Schema and discussion for network / dCache setup in Phase C

network/dCache services schema

This will be updated as the discussion progresses.

basic situation

Since computing nodes have more and more cores (our current system has 4CPUs=16 cores per node), network and local disks are beginning to become limiting. In blades you often only have space for 2 disks, and mostly you only attach one eth connection.

For this reason, we want to use the (now affordable) infiniband technology for the main internal data flows. Worker nodes will use a shared FS (Lustre) for scratch, and we also want to attach the storage element through TCP over Infiniband.

On our current system, we see heavy WN to SE traffic via dcap, and also (mainly for ATLAS) heavy stage-in activity via dcap (dccp) and gsiftp. ATLAS in the meantime said the would refrain from using dccp, because this created havoc (usually we allow a large number of dcap movers per pool).

Our current dcache system is running with 28 Sun X4500 ("Thumper") Solaris systems ( 24 TB each) as file servers, with two linux nodes for the dcache services. EveryThumper also runs dcap and gsiftp doors. These have performed very well. Never saw load based problems.

Now we will replace these servers with 28 successor models Sun X4540 ("Thors") with 48 TB each. All machines - fileservers and worker nodes (WNs) will have ethernet interfaces as well. We want to have the dcap communication between the WNs (960 cores) and the Storage to go via Infiniband. But the system must also be available from the internet for remote SRM/gsiftp transfers. SRM and gsiftp also need to be available from the worker nodes for stageout/stagein by jobs.

Preliminary discussion by mail

2009-07-21 Patrick Fuhrmann to DF

Hi Derek,

Making a long story short : Having two interfaces and having clients coming through both interfaces is very troublesome and is not possible right now in all cases.

!!! So it's important to know which protocols you intend to use from inside resp. outside ?

The only protocol which recently has been enabled for the two-interface use case, is the grid-ftp protocol. The gridftp mover in the pool will (in server passive mode) send the IP number of the correct interface to the client.

Ddcap/xroot however, will return the IP number of the primary interface only.

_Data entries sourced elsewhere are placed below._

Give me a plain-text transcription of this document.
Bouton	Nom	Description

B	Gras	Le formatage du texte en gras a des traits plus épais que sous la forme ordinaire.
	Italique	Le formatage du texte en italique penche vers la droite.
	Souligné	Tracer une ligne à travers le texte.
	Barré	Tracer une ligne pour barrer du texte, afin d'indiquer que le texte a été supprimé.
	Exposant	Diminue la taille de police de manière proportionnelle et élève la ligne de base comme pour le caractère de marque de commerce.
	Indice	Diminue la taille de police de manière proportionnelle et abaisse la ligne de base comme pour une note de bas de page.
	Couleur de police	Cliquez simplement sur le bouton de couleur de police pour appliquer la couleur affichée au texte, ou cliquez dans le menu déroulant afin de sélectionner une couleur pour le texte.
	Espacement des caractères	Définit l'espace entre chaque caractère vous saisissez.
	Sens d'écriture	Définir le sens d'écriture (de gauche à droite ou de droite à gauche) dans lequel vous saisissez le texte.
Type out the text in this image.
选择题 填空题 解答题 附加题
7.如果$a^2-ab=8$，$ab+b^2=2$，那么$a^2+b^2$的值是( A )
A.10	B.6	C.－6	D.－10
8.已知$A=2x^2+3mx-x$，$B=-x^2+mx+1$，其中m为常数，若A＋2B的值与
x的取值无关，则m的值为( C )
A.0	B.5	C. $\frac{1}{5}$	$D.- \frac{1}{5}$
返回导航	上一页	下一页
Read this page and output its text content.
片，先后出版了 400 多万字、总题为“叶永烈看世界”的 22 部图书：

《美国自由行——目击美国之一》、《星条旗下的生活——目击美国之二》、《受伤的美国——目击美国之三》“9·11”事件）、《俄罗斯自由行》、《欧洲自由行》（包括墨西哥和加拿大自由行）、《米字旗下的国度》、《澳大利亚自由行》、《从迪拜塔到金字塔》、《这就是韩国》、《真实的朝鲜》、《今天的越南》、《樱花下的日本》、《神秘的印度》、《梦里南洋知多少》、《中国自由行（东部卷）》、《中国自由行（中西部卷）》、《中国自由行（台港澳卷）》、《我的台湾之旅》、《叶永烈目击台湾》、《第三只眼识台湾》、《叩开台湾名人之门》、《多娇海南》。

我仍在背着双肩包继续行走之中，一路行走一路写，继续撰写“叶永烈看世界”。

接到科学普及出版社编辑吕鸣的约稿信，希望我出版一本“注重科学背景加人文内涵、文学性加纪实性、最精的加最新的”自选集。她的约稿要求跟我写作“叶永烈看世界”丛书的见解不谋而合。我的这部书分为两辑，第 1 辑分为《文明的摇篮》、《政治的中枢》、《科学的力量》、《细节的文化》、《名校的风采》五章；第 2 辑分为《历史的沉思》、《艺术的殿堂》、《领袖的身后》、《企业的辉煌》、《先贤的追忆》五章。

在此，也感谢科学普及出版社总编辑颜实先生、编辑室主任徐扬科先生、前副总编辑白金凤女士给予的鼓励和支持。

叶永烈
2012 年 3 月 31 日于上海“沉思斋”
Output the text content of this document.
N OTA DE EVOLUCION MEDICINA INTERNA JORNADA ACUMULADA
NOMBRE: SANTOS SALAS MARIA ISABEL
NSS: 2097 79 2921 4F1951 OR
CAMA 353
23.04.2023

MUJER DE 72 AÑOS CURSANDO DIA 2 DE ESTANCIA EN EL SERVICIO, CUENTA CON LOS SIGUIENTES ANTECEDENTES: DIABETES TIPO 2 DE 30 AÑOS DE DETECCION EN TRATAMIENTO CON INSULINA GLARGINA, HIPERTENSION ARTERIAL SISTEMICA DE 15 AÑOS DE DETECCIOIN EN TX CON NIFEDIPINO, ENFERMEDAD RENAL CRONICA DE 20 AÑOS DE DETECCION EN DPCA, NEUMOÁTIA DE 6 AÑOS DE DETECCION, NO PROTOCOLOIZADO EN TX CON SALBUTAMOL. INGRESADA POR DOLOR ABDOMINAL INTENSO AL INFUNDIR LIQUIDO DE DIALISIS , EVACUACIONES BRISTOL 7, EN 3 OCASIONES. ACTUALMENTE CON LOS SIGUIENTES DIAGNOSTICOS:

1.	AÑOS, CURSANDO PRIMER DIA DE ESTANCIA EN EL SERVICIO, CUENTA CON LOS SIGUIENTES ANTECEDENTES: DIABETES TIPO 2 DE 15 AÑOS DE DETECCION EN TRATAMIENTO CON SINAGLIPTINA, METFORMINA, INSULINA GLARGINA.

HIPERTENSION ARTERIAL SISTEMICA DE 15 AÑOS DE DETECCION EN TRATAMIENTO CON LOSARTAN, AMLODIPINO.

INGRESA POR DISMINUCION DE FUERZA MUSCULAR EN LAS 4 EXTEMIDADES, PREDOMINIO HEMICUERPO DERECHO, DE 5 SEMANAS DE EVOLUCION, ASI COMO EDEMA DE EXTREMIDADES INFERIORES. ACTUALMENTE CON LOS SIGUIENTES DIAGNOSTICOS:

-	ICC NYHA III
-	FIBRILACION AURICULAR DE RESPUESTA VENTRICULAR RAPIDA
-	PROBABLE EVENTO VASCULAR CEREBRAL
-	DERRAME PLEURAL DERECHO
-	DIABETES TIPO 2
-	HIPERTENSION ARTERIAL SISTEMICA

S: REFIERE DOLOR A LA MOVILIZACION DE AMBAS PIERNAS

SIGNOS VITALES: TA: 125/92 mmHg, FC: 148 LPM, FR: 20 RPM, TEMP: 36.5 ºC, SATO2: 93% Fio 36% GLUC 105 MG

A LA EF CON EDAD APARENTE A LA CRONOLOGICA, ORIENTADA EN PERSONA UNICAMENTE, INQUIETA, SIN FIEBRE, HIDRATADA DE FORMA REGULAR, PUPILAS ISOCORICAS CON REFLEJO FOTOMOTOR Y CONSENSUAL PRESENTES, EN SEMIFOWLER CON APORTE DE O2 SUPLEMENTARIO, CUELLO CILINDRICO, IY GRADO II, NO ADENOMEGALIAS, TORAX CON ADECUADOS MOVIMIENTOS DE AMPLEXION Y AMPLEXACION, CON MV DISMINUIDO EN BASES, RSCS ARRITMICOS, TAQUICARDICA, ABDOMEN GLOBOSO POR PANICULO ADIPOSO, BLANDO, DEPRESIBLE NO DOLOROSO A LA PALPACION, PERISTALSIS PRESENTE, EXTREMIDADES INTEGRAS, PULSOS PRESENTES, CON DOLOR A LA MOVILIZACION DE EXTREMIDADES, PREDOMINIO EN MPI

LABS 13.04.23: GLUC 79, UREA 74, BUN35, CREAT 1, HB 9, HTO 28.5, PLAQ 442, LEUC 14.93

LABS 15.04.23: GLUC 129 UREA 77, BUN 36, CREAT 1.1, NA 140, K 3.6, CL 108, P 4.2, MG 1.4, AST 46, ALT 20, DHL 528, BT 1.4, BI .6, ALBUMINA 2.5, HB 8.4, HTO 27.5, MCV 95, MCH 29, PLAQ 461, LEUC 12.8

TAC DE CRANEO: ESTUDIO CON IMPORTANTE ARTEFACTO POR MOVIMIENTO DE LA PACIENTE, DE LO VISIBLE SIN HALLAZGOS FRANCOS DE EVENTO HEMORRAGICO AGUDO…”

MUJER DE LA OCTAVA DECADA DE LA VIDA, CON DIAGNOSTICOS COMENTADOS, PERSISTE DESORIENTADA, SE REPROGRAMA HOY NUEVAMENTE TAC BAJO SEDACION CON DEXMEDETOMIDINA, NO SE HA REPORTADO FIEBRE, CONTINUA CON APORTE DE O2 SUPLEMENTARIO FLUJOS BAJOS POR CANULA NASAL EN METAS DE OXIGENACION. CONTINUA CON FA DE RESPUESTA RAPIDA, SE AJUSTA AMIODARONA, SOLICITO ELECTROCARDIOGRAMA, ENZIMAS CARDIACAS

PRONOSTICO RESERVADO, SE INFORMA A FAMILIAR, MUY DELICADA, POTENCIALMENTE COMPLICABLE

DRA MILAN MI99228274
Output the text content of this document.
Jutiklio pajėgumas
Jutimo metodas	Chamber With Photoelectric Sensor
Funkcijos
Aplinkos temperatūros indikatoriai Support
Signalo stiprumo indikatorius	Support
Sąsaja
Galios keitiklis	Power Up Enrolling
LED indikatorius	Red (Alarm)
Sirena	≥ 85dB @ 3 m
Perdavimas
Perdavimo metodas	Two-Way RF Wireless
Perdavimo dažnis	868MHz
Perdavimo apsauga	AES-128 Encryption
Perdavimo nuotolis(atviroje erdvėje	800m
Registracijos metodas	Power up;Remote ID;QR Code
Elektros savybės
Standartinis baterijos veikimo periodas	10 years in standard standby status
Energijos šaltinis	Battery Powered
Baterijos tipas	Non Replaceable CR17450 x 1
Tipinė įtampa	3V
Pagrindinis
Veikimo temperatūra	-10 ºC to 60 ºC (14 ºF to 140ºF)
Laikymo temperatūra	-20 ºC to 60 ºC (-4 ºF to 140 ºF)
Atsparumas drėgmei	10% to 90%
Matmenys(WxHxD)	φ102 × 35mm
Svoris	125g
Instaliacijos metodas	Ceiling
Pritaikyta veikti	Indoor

On the translation of the SURL to the TURL, done by the SRM : The SURL is composed of the reverse lookup of the IP address of the door. If there are multiple interfaces, dCache will use the external one preferred to a '192....' like address. So the TURL is difficult to determine.

This is the current situation. For xroot and dcap it seems (talking to the experts) we can get this improved before the golden release (1.9.5) is due end of September. For the SRM stuff we need to investigate. This is very unlikely to be available in 1.9.5.

Hope this helps a little bit in deciding. If you like we may have a short phone conference this week on the matter allowing you to describe the use in more depth.

cheers patrick

2009-07-21 DF to Patrick Fuhrmann

Based on what I see from your mail, I think that one could have a solution where we have dcap doors on all file servers, which only respond on the infiniband addresses to the infiniband network.

We also seem to be able to keep the gsiftp doors on the file servers, since they will be able to cater via the Infiniband to the worker nodes, as well as via the ethernet to the outside. This would be fantastic, and just what we need.

The SRM seems to be a bit problematic... So, we may have the situation where a worker node client using SRM will receive the ethernet address of the file server. This still would work, but the transfer would then happen through the ethernet connection between the WN and the pool servers.

-- DerekFeichtinger - 22 Jul 2009